Check yourself and others for injuries before moving around. Be aware that aftershocks can follow the main quake, sometimes within minutes, and can be nearly as strong. When it is safe to exit, do so carefully and watch for structural damage. Do not re-enter a building that shows signs of damage until it has been inspected.

If you smell gas, do not switch any lights or appliances on or off. Get out immediately and report it. Stick to official information sources — PHIVOLCS and your local government unit — rather than social media, which will be flooded with misinformation in the immediate aftermath. I learned this the hard way in 2017.

The System Is Overdue for an Upgrade

I spend my days patching systems, monitoring network health, and making sure things do not fail without warning. The irony is that the most critical system I should be maintaining — my own household's disaster readiness — is one most of us put off indefinitely.

The West Valley Fault will move again. It is not a question of if. Surigao will shake again. That is not pessimism — that is just what living on the Ring of Fire means.

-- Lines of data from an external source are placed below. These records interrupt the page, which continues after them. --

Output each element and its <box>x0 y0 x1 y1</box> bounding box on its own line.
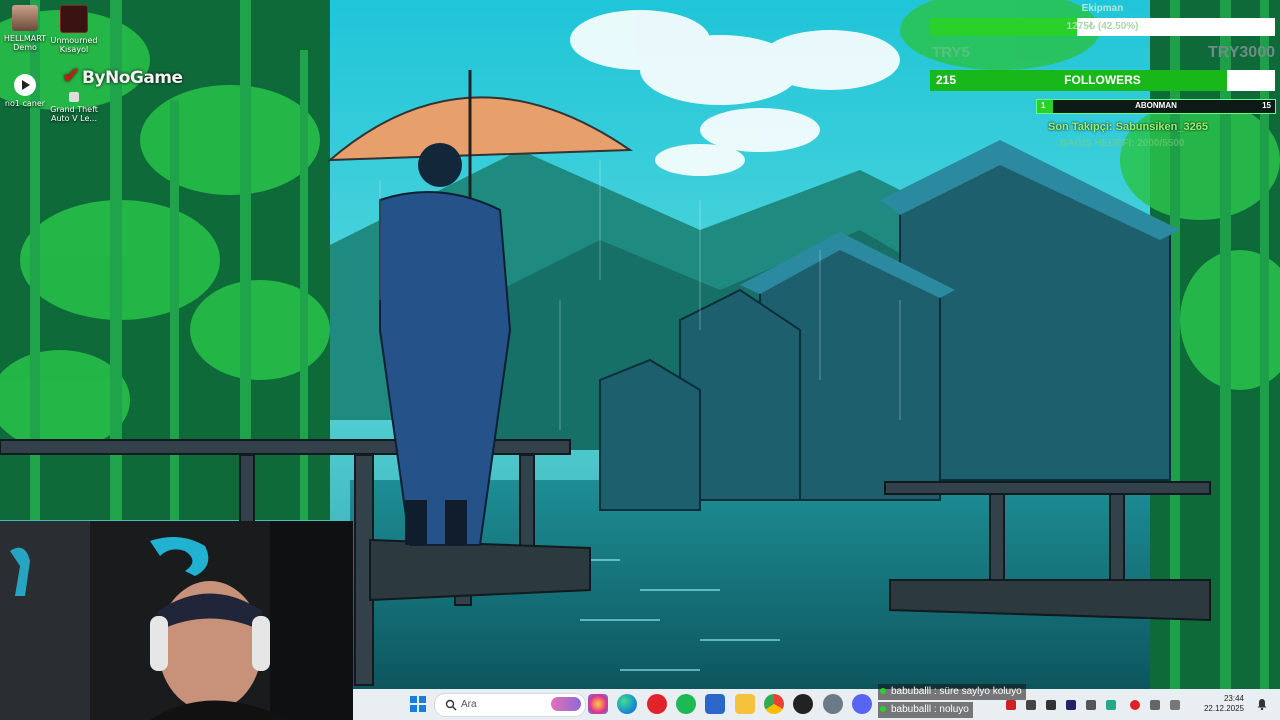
chat-overlay: babuballl : süre saylyo koluyo babuballl… <box>878 684 1178 720</box>
desktop-icon-unmourned[interactable]: Unmourned Kısayol <box>50 5 98 54</box>
clock-time: 23:44 <box>1223 694 1244 703</box>
desktop-icon-label: Grand Theft Auto V Le... <box>50 105 98 123</box>
bynogame-mark-icon: ✔ <box>62 64 80 89</box>
chat-user-badge-icon <box>880 706 886 712</box>
desktop-icon-gta-v[interactable]: Grand Theft Auto V Le... <box>50 92 98 123</box>
game-portrait-icon <box>12 5 38 31</box>
search-icon <box>445 699 457 711</box>
file-explorer-icon[interactable] <box>735 694 755 714</box>
desktop-icon-hellmart[interactable]: HELLMART Demo <box>1 5 49 52</box>
desktop-icon-label: Unmourned Kısayol <box>50 36 98 54</box>
video-file-icon <box>14 74 36 96</box>
currency-start: TRY5 <box>932 44 970 61</box>
chat-username: babuballl <box>891 686 932 697</box>
discord-icon[interactable] <box>852 694 872 714</box>
store-icon[interactable] <box>705 694 725 714</box>
search-placeholder: Ara <box>461 699 477 710</box>
chat-username: babuballl <box>891 704 932 715</box>
chrome-icon[interactable] <box>764 694 784 714</box>
chat-text: süre saylyo koluyo <box>939 686 1022 697</box>
desktop: HELLMART Demo Unmourned Kısayol no1 cane… <box>0 0 1280 720</box>
abonman-label: ABONMAN <box>1135 101 1177 110</box>
bynogame-logo: ✔ ByNoGame <box>62 64 183 89</box>
ekipman-progress-text: 1275₺ (42.50%) <box>1066 21 1139 32</box>
settings-icon[interactable] <box>823 694 843 714</box>
gta-v-icon <box>69 92 79 102</box>
edge-icon[interactable] <box>617 694 637 714</box>
abonman-current: 1 <box>1041 101 1046 110</box>
widget-icon <box>551 697 581 711</box>
chat-message: babuballl : noluyo <box>878 702 973 718</box>
followers-goal: 250 <box>1248 73 1269 87</box>
clock[interactable]: 23:44 22.12.2025 <box>1184 694 1244 714</box>
spotify-icon[interactable] <box>676 694 696 714</box>
notification-bell-icon[interactable] <box>1256 698 1268 710</box>
taskbar-search[interactable]: Ara <box>434 693 586 717</box>
chat-message: babuballl : süre saylyo koluyo <box>878 684 1026 700</box>
desktop-icon-label: no1 caner <box>4 99 46 108</box>
followers-goal-bar: FOLLOWERS 215 250 <box>930 70 1275 91</box>
currency-row: TRY5 TRY3000 <box>930 44 1275 62</box>
last-follower-text: Son Takipçi: Sabunsiken_3265 <box>1048 121 1208 133</box>
clock-date: 22.12.2025 <box>1203 704 1244 713</box>
game-shortcut-icon <box>60 5 88 33</box>
chat-user-badge-icon <box>880 688 886 694</box>
ekipman-title: Ekipman <box>1081 3 1124 14</box>
ekipman-goal-widget: Ekipman 1275₺ (42.50%) <box>930 0 1275 36</box>
donation-goal-text: BAĞIŞ HEDEFİ: 2000/5500 <box>1060 138 1185 149</box>
youtube-music-icon[interactable] <box>647 694 667 714</box>
chat-text: noluyo <box>939 704 969 715</box>
brand-logo-text: ByNoGame <box>81 68 183 88</box>
abonman-goal-bar: ABONMAN 1 15 <box>1036 99 1276 114</box>
followers-current: 215 <box>936 73 957 87</box>
obs-icon[interactable] <box>793 694 813 714</box>
followers-label: FOLLOWERS <box>1064 73 1141 87</box>
currency-goal: TRY3000 <box>1208 44 1275 61</box>
desktop-icon-no1-caner[interactable]: no1 caner <box>1 74 49 108</box>
ekipman-progress-bar: 1275₺ (42.50%) <box>930 18 1275 36</box>
start-icon[interactable] <box>408 694 428 714</box>
desktop-icon-label: HELLMART Demo <box>3 34 47 52</box>
webcam-feed <box>0 521 353 720</box>
copilot-icon[interactable] <box>588 694 608 714</box>
abonman-goal: 15 <box>1262 101 1271 110</box>
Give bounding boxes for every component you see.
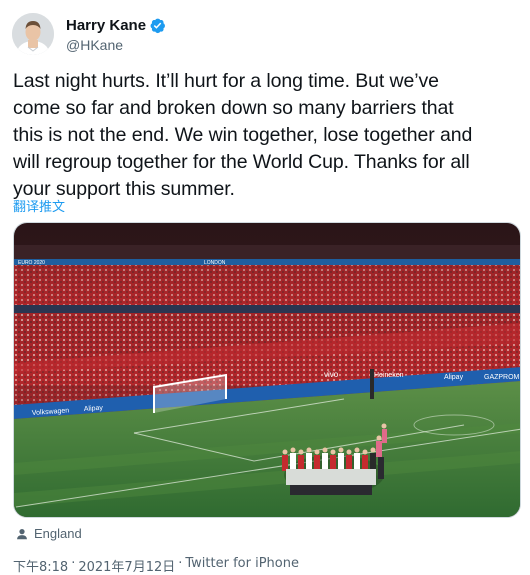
author-names: Harry Kane @HKane [66,16,166,53]
tweet-source[interactable]: Twitter for iPhone [185,556,299,575]
tweet-meta: 下午8:18 · 2021年7月12日 · Twitter for iPhone [13,556,299,575]
verified-badge-icon [149,17,166,34]
meta-separator: · [178,556,183,571]
banner-text: vivo [324,370,339,379]
author-handle[interactable]: @HKane [66,37,166,53]
tweet-text-line: your support this summer. [13,178,235,200]
tweet-date[interactable]: 2021年7月12日 [78,556,175,575]
banner-text: Heineken [374,372,404,379]
tweet-card: Harry Kane @HKane Last night hurts. It’l… [0,0,530,575]
location-pin-icon [17,528,27,539]
tweet-location[interactable]: England [15,526,82,541]
tweet-text-line: will regroup together for the World Cup.… [13,151,470,173]
translate-tweet-link[interactable]: 翻译推文 [13,196,65,215]
tweet-media-photo[interactable]: EURO 2020 LONDON Volkswagen Alipay vivo … [13,222,521,518]
tweet-text-line: this is not the end. We win together, lo… [13,124,473,146]
avatar[interactable] [12,13,54,55]
stadium-photo: EURO 2020 LONDON Volkswagen Alipay vivo … [14,223,520,517]
location-label: England [34,526,82,541]
tweet-text-line: come so far and broken down so many barr… [13,97,454,119]
name-row: Harry Kane [66,16,166,36]
tweet-header: Harry Kane @HKane [12,12,518,56]
banner-text: Alipay [84,405,104,413]
banner-text: Alipay [444,374,464,381]
meta-separator: · [71,556,76,571]
author-display-name[interactable]: Harry Kane [66,17,146,34]
tweet-text: Last night hurts. It’ll hurt for a long … [13,68,520,203]
banner-text: GAZPROM [484,374,520,381]
tweet-time[interactable]: 下午8:18 [13,556,68,575]
tweet-text-line: Last night hurts. It’ll hurt for a long … [13,70,439,92]
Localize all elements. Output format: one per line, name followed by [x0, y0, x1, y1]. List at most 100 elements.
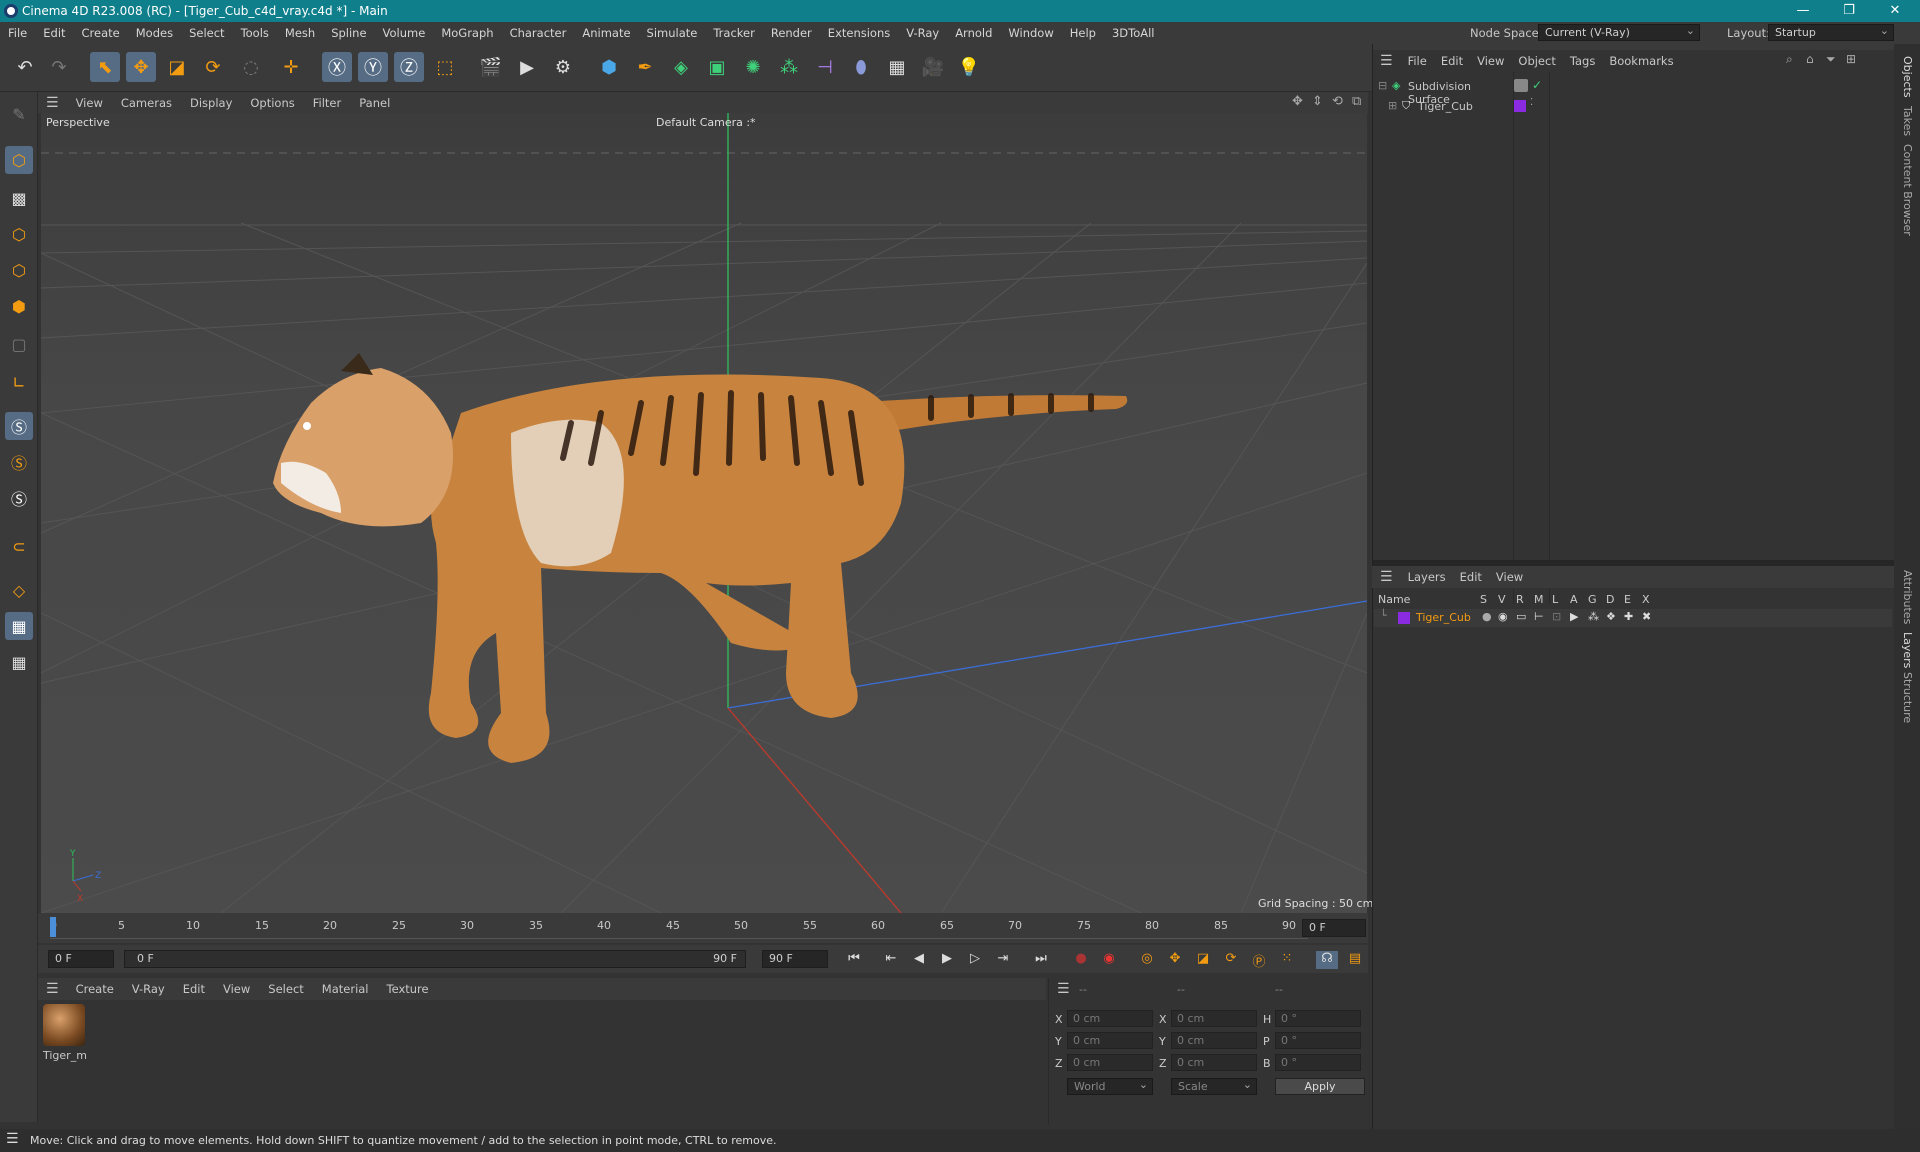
close-icon[interactable]: ✕ — [1872, 1, 1918, 21]
recent-tool-icon[interactable]: ◌ — [236, 52, 266, 82]
material-menu-vray[interactable]: V-Ray — [123, 982, 174, 996]
record-icon[interactable]: ● — [1070, 951, 1092, 969]
position-y-field[interactable]: 0 cm — [1067, 1032, 1153, 1049]
timeline-icon[interactable]: ▤ — [1344, 951, 1366, 969]
timeline-ruler[interactable]: 0 5 10 15 20 25 30 35 40 45 50 55 60 65 … — [38, 913, 1368, 943]
tree-collapse-icon[interactable]: ⊟ — [1378, 79, 1387, 92]
solo-icon[interactable]: ● — [1482, 610, 1492, 623]
render-view-icon[interactable]: 🎬 — [476, 52, 506, 82]
menu-select[interactable]: Select — [181, 26, 232, 40]
edge-mode-icon[interactable]: ⬡ — [5, 256, 33, 284]
position-x-field[interactable]: 0 cm — [1067, 1010, 1153, 1027]
menu-create[interactable]: Create — [74, 26, 128, 40]
material-name[interactable]: Tiger_m — [43, 1049, 87, 1062]
size-mode-dropdown[interactable]: Scale — [1171, 1078, 1257, 1095]
object-row-subdivision[interactable]: ⊟ ◈ Subdivision Surface — [1376, 78, 1506, 106]
cube-object-icon[interactable]: ⬢ — [594, 52, 624, 82]
deformer-icon[interactable]: ⊣ — [810, 52, 840, 82]
layer-color-swatch[interactable] — [1398, 612, 1410, 624]
viewport-rotate-icon[interactable]: ⟲ — [1332, 94, 1343, 109]
objects-menu-bookmarks[interactable]: Bookmarks — [1602, 54, 1680, 68]
mograph-cloner-icon[interactable]: ✺ — [738, 52, 768, 82]
size-x-field[interactable]: 0 cm — [1171, 1010, 1257, 1027]
viewport-menu-view[interactable]: View — [67, 96, 112, 110]
expressions-icon[interactable]: ✚ — [1624, 610, 1633, 623]
menu-vray[interactable]: V-Ray — [898, 26, 947, 40]
generators-icon[interactable]: ⁂ — [1588, 610, 1599, 623]
end-frame-field[interactable]: 90 F — [762, 950, 828, 968]
coordinate-system-icon[interactable]: ⬚ — [430, 52, 460, 82]
subdivision-surface-icon[interactable]: ◈ — [666, 52, 696, 82]
snap-settings-icon[interactable]: Ⓢ — [5, 448, 33, 476]
visibility-dots-icon[interactable]: ⁚ — [1530, 97, 1533, 108]
coordinate-mode-dropdown[interactable]: World — [1067, 1078, 1153, 1095]
frame-range-slider[interactable]: 0 F 90 F — [124, 950, 746, 968]
minimize-icon[interactable]: — — [1780, 1, 1826, 21]
point-mode-icon[interactable]: ⬡ — [5, 220, 33, 248]
menu-edit[interactable]: Edit — [35, 26, 73, 40]
model-mode-icon[interactable]: ⬡ — [5, 146, 33, 174]
apply-button[interactable]: Apply — [1275, 1078, 1365, 1095]
material-thumbnail[interactable] — [43, 1004, 85, 1046]
layers-menu-layers[interactable]: Layers — [1401, 570, 1453, 584]
go-to-end-icon[interactable]: ⏭ — [1030, 951, 1052, 969]
menu-render[interactable]: Render — [763, 26, 820, 40]
redo-icon[interactable]: ↷ — [44, 52, 74, 82]
go-to-start-icon[interactable]: ⏮ — [843, 951, 865, 969]
playhead[interactable] — [50, 917, 56, 937]
menu-window[interactable]: Window — [1000, 26, 1061, 40]
search-icon[interactable]: ⌕ — [1786, 52, 1793, 67]
rotation-b-field[interactable]: 0 ° — [1275, 1054, 1361, 1071]
menu-extensions[interactable]: Extensions — [820, 26, 898, 40]
tab-takes[interactable]: Takes — [1901, 106, 1914, 136]
material-menu-create[interactable]: Create — [67, 982, 123, 996]
lock-y-axis-icon[interactable]: Ⓨ — [358, 52, 388, 82]
key-position-icon[interactable]: ✥ — [1164, 951, 1186, 969]
menu-mesh[interactable]: Mesh — [277, 26, 323, 40]
viewport-menu-filter[interactable]: Filter — [304, 96, 350, 110]
axis-move-icon[interactable]: ✛ — [276, 52, 306, 82]
menu-3dtoall[interactable]: 3DToAll — [1104, 26, 1163, 40]
menu-mograph[interactable]: MoGraph — [433, 26, 501, 40]
mograph-fracture-icon[interactable]: ⁂ — [774, 52, 804, 82]
objects-menu-object[interactable]: Object — [1511, 54, 1562, 68]
extrude-icon[interactable]: ▣ — [702, 52, 732, 82]
viewport-menu-display[interactable]: Display — [181, 96, 241, 110]
menu-simulate[interactable]: Simulate — [639, 26, 706, 40]
layer-name[interactable]: Tiger_Cub — [1416, 611, 1471, 624]
layer-row-tiger-cub[interactable]: └ Tiger_Cub ● ◉ ▭ ⊢ ⊡ ▶ ⁂ ❖ ✚ ✖ — [1374, 609, 1892, 627]
motion-system-icon[interactable]: ☊ — [1316, 951, 1338, 969]
viewport-menu-panel[interactable]: Panel — [350, 96, 399, 110]
snap-icon[interactable]: Ⓢ — [5, 412, 33, 440]
next-key-icon[interactable]: ⇥ — [992, 951, 1014, 969]
tab-content-browser[interactable]: Content Browser — [1901, 144, 1914, 236]
viewport-maximize-icon[interactable]: ⧉ — [1352, 94, 1361, 109]
objects-menu-file[interactable]: File — [1401, 54, 1434, 68]
size-y-field[interactable]: 0 cm — [1171, 1032, 1257, 1049]
menu-spline[interactable]: Spline — [323, 26, 374, 40]
menu-help[interactable]: Help — [1062, 26, 1104, 40]
render-settings-icon[interactable]: ⚙ — [548, 52, 578, 82]
grid-icon[interactable]: ▦ — [5, 612, 33, 640]
viewport-menu-cameras[interactable]: Cameras — [112, 96, 181, 110]
polygon-mode-icon[interactable]: ⬢ — [5, 292, 33, 320]
manager-icon[interactable]: ⊢ — [1534, 610, 1544, 623]
viewport-zoom-icon[interactable]: ⇕ — [1312, 94, 1323, 109]
visible-eye-icon[interactable]: ◉ — [1498, 610, 1508, 623]
tab-layers[interactable]: Layers — [1901, 632, 1914, 668]
layers-menu-view[interactable]: View — [1489, 570, 1530, 584]
objects-menu-tags[interactable]: Tags — [1563, 54, 1602, 68]
menu-tools[interactable]: Tools — [233, 26, 277, 40]
3d-viewport[interactable]: Y Z X — [41, 113, 1367, 913]
menu-modes[interactable]: Modes — [128, 26, 181, 40]
material-menu-material[interactable]: Material — [313, 982, 378, 996]
material-menu-view[interactable]: View — [214, 982, 259, 996]
editor-visibility-icon[interactable] — [1514, 79, 1528, 92]
layout-dropdown[interactable]: Startup — [1768, 24, 1894, 41]
lock-icon[interactable]: ⊡ — [1552, 610, 1561, 623]
viewport-hamburger-icon[interactable]: ☰ — [38, 95, 67, 111]
material-menu-edit[interactable]: Edit — [174, 982, 214, 996]
material-menu-select[interactable]: Select — [259, 982, 312, 996]
menu-file[interactable]: File — [0, 26, 35, 40]
quantize-icon[interactable]: Ⓢ — [5, 484, 33, 512]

What you can control is whether your family has a plan, a kit, and the knowledge to survive those first 72 hours on their own before help arrives. That window is everything.

Start today. Even one small step — buying a flashlight, filling a jug of water, having a five-minute conversation with your family about where to meet if you get separated — is a system upgrade that could matter more than anything else you do this week.